If you’re looking for autumn in a bowl, this butternut squash soup recipe is just for you. We’ve brought it up from the archives, with a few updates, and I just have to share that my husband now happily eats squash and even lets me buy it!
This gorgeous butternut squash soup recipe uses affordable and seasonal ingredients, and is super healthy with no heavy cream, and a small amount of butter. Plus it’s a one pot dish!
FIGURING OUT FEEDING PICKY EATERS
I’ve mentioned before that my husband doesn’t let me buy squash. If it comes in our CSA or is given to us then he’ll let me force him to eat it.

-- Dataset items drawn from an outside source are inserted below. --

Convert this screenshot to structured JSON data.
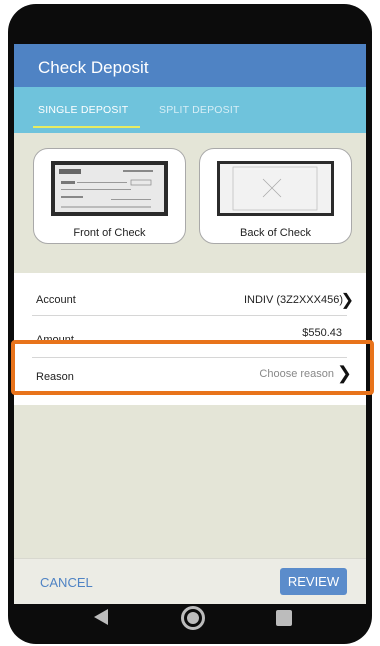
{
  "header": {
    "title": "Check Deposit"
  },
  "tabs": [
    {
      "label": "SINGLE DEPOSIT"
    },
    {
      "label": "SPLIT DEPOSIT"
    }
  ],
  "check_images": {
    "front_label": "Front of Check",
    "back_label": "Back of Check"
  },
  "form": {
    "account": {
      "label": "Account",
      "value": "INDIV (3Z2XXX456)"
    },
    "amount": {
      "label": "Amount",
      "value": "$550.43"
    },
    "reason": {
      "label": "Reason",
      "placeholder": "Choose reason"
    }
  },
  "actions": {
    "cancel_label": "CANCEL",
    "review_label": "REVIEW"
  },
  "colors": {
    "appbar": "#4f83c4",
    "tabbar": "#6fc3dc",
    "tab_indicator": "#e7ec61",
    "highlight": "#e8731b",
    "background": "#e4e5d7"
  },
  "icons": {
    "account_chevron": "chevron-right-icon",
    "reason_chevron": "chevron-right-icon",
    "nav_back": "back-triangle-icon",
    "nav_home": "home-circle-icon",
    "nav_recents": "recents-square-icon"
  }
}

But I’m not allowed to spend money on squash. In fact last year for our CSA he tried to convince me to just throw the squash away! But it’s been fun coming up with squash recipes that he will actually eat without complaint. Typically his response is, “It’s fine. It’s still squash though.”

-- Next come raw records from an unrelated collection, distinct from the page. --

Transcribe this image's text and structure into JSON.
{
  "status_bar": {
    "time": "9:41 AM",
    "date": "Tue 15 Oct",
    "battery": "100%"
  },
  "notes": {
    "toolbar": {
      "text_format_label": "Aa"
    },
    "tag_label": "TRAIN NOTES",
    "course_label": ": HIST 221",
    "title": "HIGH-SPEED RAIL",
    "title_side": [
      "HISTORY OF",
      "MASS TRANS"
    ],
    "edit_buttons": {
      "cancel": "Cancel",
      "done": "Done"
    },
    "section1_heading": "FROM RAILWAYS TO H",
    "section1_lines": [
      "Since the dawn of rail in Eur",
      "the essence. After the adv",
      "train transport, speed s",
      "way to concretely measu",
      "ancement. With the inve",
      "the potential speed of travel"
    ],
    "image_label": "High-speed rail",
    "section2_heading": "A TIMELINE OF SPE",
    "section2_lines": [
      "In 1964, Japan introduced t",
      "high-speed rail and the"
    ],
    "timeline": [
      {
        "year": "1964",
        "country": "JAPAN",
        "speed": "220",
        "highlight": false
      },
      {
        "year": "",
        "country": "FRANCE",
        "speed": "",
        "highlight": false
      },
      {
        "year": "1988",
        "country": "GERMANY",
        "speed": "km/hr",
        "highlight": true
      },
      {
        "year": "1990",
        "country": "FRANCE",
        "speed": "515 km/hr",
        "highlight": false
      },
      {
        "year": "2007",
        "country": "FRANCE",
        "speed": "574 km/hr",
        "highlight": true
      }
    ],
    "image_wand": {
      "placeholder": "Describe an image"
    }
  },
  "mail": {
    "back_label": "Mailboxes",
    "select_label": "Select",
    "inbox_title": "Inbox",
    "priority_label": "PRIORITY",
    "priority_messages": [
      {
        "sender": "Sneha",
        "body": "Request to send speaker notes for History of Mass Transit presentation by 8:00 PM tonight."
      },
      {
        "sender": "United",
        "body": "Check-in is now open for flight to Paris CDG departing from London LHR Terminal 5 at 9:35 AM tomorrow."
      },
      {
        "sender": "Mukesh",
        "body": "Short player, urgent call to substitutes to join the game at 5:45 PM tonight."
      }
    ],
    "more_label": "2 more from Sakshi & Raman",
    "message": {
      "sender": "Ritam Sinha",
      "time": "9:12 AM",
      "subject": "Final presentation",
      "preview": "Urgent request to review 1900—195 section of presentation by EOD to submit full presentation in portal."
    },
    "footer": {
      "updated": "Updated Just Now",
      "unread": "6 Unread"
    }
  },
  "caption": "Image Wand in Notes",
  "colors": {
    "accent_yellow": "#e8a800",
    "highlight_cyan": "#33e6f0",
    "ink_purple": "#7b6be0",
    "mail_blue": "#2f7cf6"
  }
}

My feeling aren’t hurt, don’t worry. I see his food aversions as a challenge. I always tell my cooking class participants that if someone doesn’t like what you cooked for them, it doesn’t mean you’re a bad cook (well usually). It means that there is something about that specific recipe they don’t like. Maybe it’s the texture, maybe it’s the flavor of one ingredient, maybe it’s the combination of two ingredients, or the arrangement of the food. When you start studying the things they say they don’t like, you can learn to adapt recipes to suit their taste.
Eric’s not really a picky eater. Since I started cooking for him over 4 years ago his tastes have definitely become more discriminating, in fact there are a lot of things he won’t eat now because he’s gotten used to eating healthy flavorful food made from whole ingredients. But there are a few things he doesn’t like and two of them are squash and pureed soups. That of course just added to the challenge of coming up with a creamy butternut squash soup recipe that wouldn’t make him feel like he was eating baby food.
HOW I CREATED THIS BUTTERNUT SQUASH SOUP RECIPE
This butternut squash soup recipe stats with an onion, because that’s always a good base for any vegetable soup. Red onion tastes fine, but will give the soup a muddy color, so I recommend a yellow onion. A couple thin skinned white potatoes thicken the soup and make it nice and creamy. If you want a low carb butternut squash soup recipe, just skip the potatoes, it still tastes great.
I used my homemade vegetable stock for the broth base, but you can use store bought stock as well.
Fresh orange juice and zest add a bright flavor to the butternut squash soup. We tend to use clementines as they are always on sale in Washington this time of year.
Once everything had cooks and softens, and the squash looks like gorgeous chunks of peaches, you can puree the soup with an immersion blender. Then start tasting your soup to add the seasonings.
I love tasting to add salt, because it never fails to amaze me how much just a little salt can bring out the flavors of a dish.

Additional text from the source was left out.